Daniel, if you're getting speed similar to C++ from JS that means that you're probably bound by the peformance of the underlying CSSOM code... Even with Tracemonkey we're about 6x slower than optimized C++ at integer math; worse on more complicated things. SelectorMatches is performance-sensitive enough that I don't think we could easily add extensibility to it without noticeable overhead. I'd love to be proved wrong, of course.

4. On Tuesday 7 October 2008, 08:55 by voracity

"a more powerful CSS Object Model"

+1. This would make prototyping or backporting new CSS-dependent standards possible.

5. On Tuesday 7 October 2008, 11:02 by Neil

You've never needed to explicitly scope function calls in XUL at all, because the scope chain includes all ancestor nodes (this does slow down execution somewhat.) HTML used to work like this to, but that was fixed (sorry I forget the bug#, this was years ago.)

6. On Tuesday 7 October 2008, 15:44 by Grauw

Oh, the hate on XML technologies. :(

So often have I seen custom templating solutions when people could just have been using XSLT with hardly any syntactic overhead and native-browser performance.

7. On Tuesday 7 October 2008, 18:50 by mawrya

Thanks for the concise analysis.
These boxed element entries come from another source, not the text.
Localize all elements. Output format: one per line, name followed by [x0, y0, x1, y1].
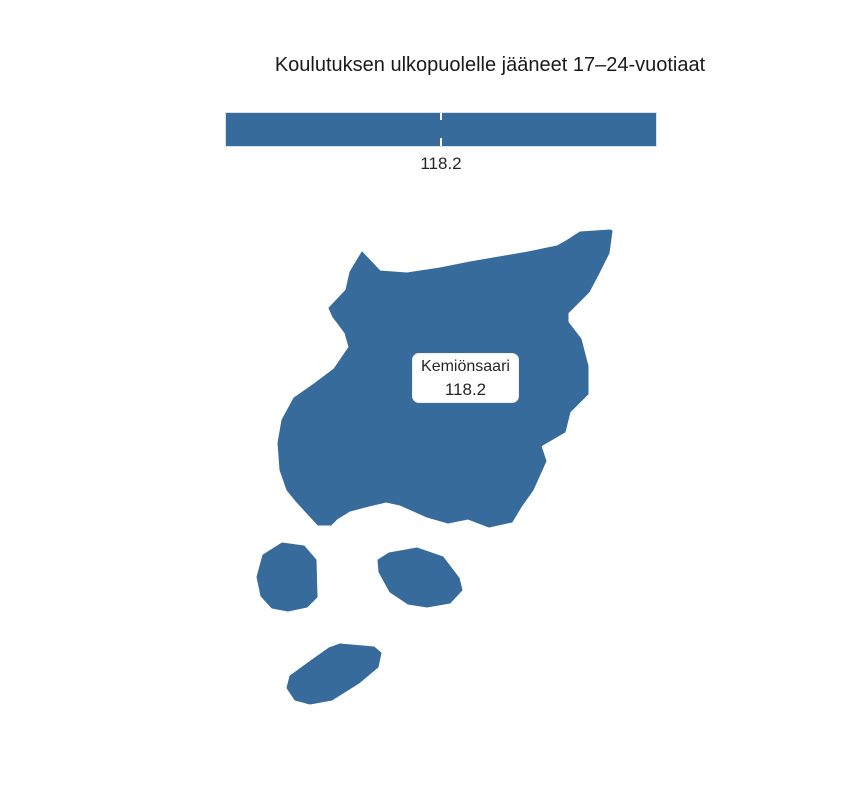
figure-title: Koulutuksen ulkopuolelle jääneet 17–24-v…: [274, 54, 706, 76]
map-region-east-islet: [377, 547, 463, 608]
map-region-south-islet: [286, 643, 382, 705]
colorbar-tick-mark-bottom: [440, 138, 442, 146]
colorbar: [225, 112, 657, 147]
region-label-box: Kemiönsaari 118.2: [412, 353, 519, 403]
map-region-west-islet: [256, 542, 318, 612]
colorbar-tick-label: 118.2: [420, 154, 462, 173]
region-name: Kemiönsaari: [421, 358, 510, 375]
colorbar-tick-mark-top: [440, 113, 442, 120]
region-value: 118.2: [444, 380, 487, 399]
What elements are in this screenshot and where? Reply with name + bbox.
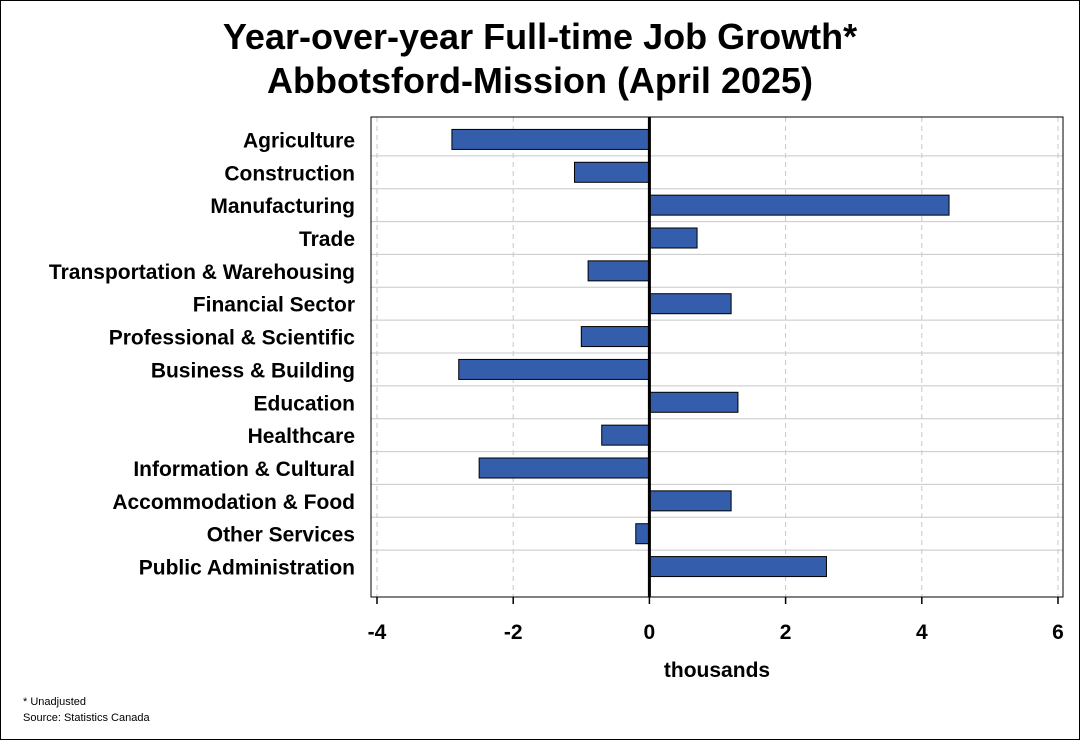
chart-title-line-1: Year-over-year Full-time Job Growth*: [222, 16, 858, 57]
category-label: Education: [253, 392, 355, 415]
x-tick-label: 6: [1052, 621, 1064, 644]
bar-6: [580, 326, 650, 348]
bar-8: [648, 391, 739, 413]
category-label: Professional & Scientific: [109, 327, 356, 350]
category-label: Transportation & Warehousing: [49, 261, 355, 284]
x-tick-label: 2: [780, 621, 792, 644]
x-tick-label: -2: [504, 621, 523, 644]
category-label: Manufacturing: [210, 195, 355, 218]
bar-0: [451, 128, 650, 150]
grid-lines: [371, 117, 1063, 597]
bar-3: [648, 227, 698, 249]
footnote-source: Source: Statistics Canada: [23, 712, 150, 724]
category-label: Financial Sector: [193, 294, 355, 317]
bar-12: [635, 523, 650, 545]
category-label: Business & Building: [151, 359, 355, 382]
footnote-unadjusted: * Unadjusted: [23, 696, 86, 708]
category-label: Public Administration: [139, 557, 355, 580]
x-tick-label: 0: [644, 621, 656, 644]
chart-title-line-2: Abbotsford-Mission (April 2025): [266, 60, 814, 101]
axes: [370, 116, 1064, 604]
bar-2: [648, 194, 950, 216]
bar-7: [458, 358, 650, 380]
bar-9: [601, 424, 650, 446]
category-label: Construction: [224, 162, 355, 185]
category-label: Other Services: [207, 524, 355, 547]
bar-4: [587, 260, 650, 282]
plot-border: [370, 116, 1064, 598]
x-tick-label: 4: [916, 621, 928, 644]
chart-title: Year-over-year Full-time Job Growth* Abb…: [1, 15, 1079, 103]
category-label: Trade: [299, 228, 355, 251]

I'm looking forward to trying HTML5 Drag and Drop. I wouldn't miss RDF either but dumping XSLT would be enough to make me consider moving to a different platform.

8. On Tuesday 7 October 2008, 23:00 by ChrisJ

Okay to drop RDF: as far as I know, it was only a pain to product/extension developers.

But why dump XSLT? As long as no developer is obliged to use it, I don't see the point. And I'm pretty sure there are many users who rely on XSLT being available in Mozilla.

9. On Wednesday 8 October 2008, 05:44 by karl

Just as a side comment. The RDF in the way it has been put into Mozilla is 1) outdated (first version), 2) not appropriately used for what is it for.

As I always say use the right tool for the right task.